Switching up the Story

So I decided to switch up my short story.

I felt like my older idea couldn't fit into Man v. Man conflict, so I am instead going with another idea, which I have written into a draft.

It's about a man watching another man and a woman talk. He narrates the story, seeing how both the man and the woman really want to have a true conversation, but can't, and therefore resolve not to talk at all.

The outside man views this, and reflects on it.

It's less crazy than my last idea, but it could be okay.



Using an Unreliable Narrator

The following is a short sequence that I've written using an unreliable narrator. Feel free to comment.


I’m a bastard.

I thought you should know this before I got into this whole shitty situation, as it may be helpful to figure out what the hell I’m talking about. She, on the other hand, isn’t a bastard, just so you know too.

All I did was tell her how I felt. I figured being honest was the best way to cut it all off, but I guess she didn’t feel the same. When I told her, she started crying, and I calmly asked her to stop. When she didn’t, my inner bastard came out and I flipped some shit and walked out.

Now, three days later, I’m at her goddamn door and she’s not answering. Pisses the fuck out of me… does that sentence make sense? Fuck if it it doesn’t.

Anyway, I wrote her a letter and left. I think it was a nice one, but hell if I know. It could be heinous by your standards, but to mine it seems pretty damn cordial.

I got in my ford escort and got the fuck out of there.


I used a self-criminalizing technique to undermine my narrator. By the narrator admitting that he's unreliable, or at least skewed, it puts doubts in the readers mind. That, combined with an admitted skewing of the narrators perspective, also in turn let the readers know that it is in fact skewed, therefore making him even more unreliable.

Also, by not including any dialogue, I took away all the 'hard evidence' of the situation... giving the reader only the narrators point of view and inner thoughts of the said events, rather than any inkling of their true nature.

Therefore, I think I've mad a pretty unreliable narrator.


Plots & Conflicts

I've been mulling the idea around for our first fiction project in my head for quite some time now.

Here's what I've got.

I want to do a story where the conflict is between two men. One happens to do most of the talking, where the other talks, say, sparingly.

The conflict esclates, mostly about loniliness, and then is resolved.

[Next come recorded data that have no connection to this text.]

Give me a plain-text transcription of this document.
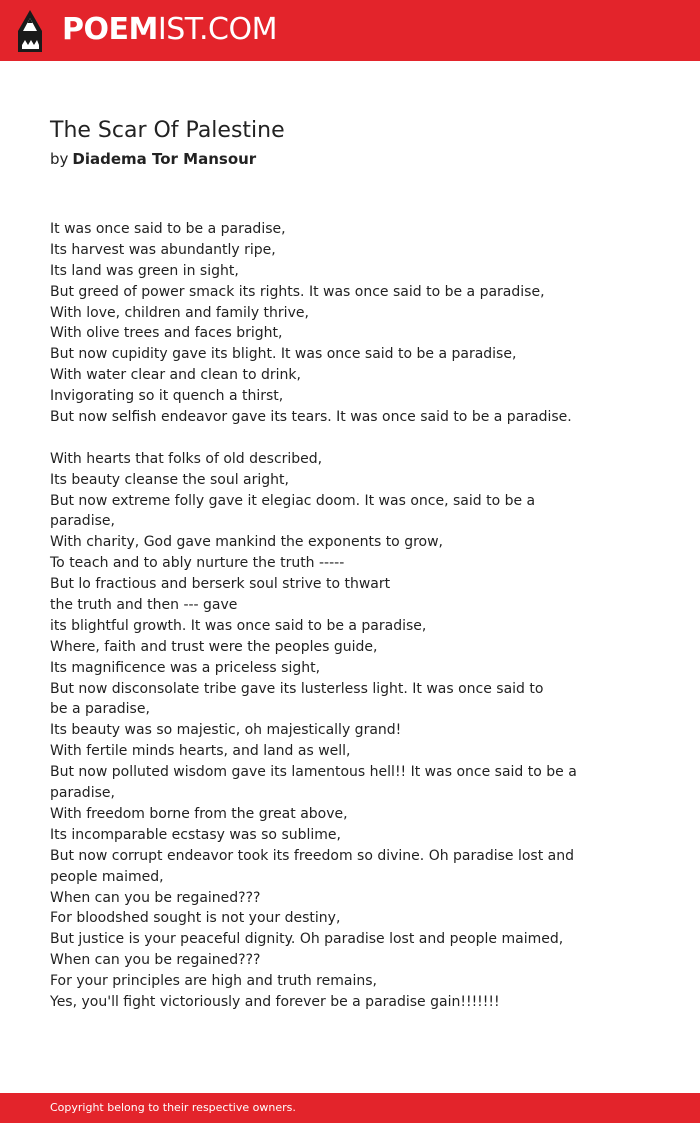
POEMIST.COM
The Scar Of Palestine
by Diadema Tor Mansour
It was once said to be a paradise,
Its harvest was abundantly ripe,
Its land was green in sight,
But greed of power smack its rights. It was once said to be a paradise,
With love, children and family thrive,
With olive trees and faces bright,
But now cupidity gave its blight. It was once said to be a paradise,
With water clear and clean to drink,
Invigorating so it quench a thirst,
But now selfish endeavor gave its tears. It was once said to be a paradise.
With hearts that folks of old described,
Its beauty cleanse the soul aright,
But now extreme folly gave it elegiac doom. It was once, said to be a
paradise,
With charity, God gave mankind the exponents to grow,
To teach and to ably nurture the truth -----
But lo fractious and berserk soul strive to thwart
the truth and then --- gave
its blightful growth. It was once said to be a paradise,
Where, faith and trust were the peoples guide,
Its magnificence was a priceless sight,
But now disconsolate tribe gave its lusterless light. It was once said to
be a paradise,
Its beauty was so majestic, oh majestically grand!
With fertile minds hearts, and land as well,
But now polluted wisdom gave its lamentous hell!! It was once said to be a
paradise,
With freedom borne from the great above,
Its incomparable ecstasy was so sublime,
But now corrupt endeavor took its freedom so divine. Oh paradise lost and
people maimed,
When can you be regained???
For bloodshed sought is not your destiny,
But justice is your peaceful dignity. Oh paradise lost and people maimed,
When can you be regained???
For your principles are high and truth remains,
Yes, you'll fight victoriously and forever be a paradise gain!!!!!!!
Copyright belong to their respective owners.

The quiet man ends up being a coffee machine.

Hope you dig it.


What makes a Character?

This question seems to hold a good amount of weight when it comes to Creative Writing. Almost every narrative story has at least one character, and it is in those characters where we relate and remember, forgive and forget, and liken ourselves too.

But any John Doe with a pen and some paper can create a character... but it's only great writer's who create ones that are complex enough to become part of our lives after we put down the book.

What makes a character fully developed?

To me, I believe it lies within the author's ability to write what is not written directly on the page.

What I mean by this is that the some of the greatest characters in literature (Holden Caulfield, Seymour Glass, Zooey Glass, Franny Glass [I apologize for all the Salinger references... I can't help it]) have the majority of their emotions lie below the surface. Great writers (like Salinger) can give a character such complexity that them not writing something makes the character even deeper. Real people don't go around and gloat about their thought processes and problems, do they? No. So when authors try to develop characters in that vein it inevitably fails.

Although I sadly haven't read much of Hemingway (The Sun Also Rises is sitting pretty high on my to-read list), I believe that his iceberg philosophy of writing can be attributed directly into characterization. His characters in "Hills Like White Elephants" show this perfectly. They are so deep and personal but say so little.

Great characters are complex, but realistic characters who people can relate too. So, great characterization comes from achieving those goals.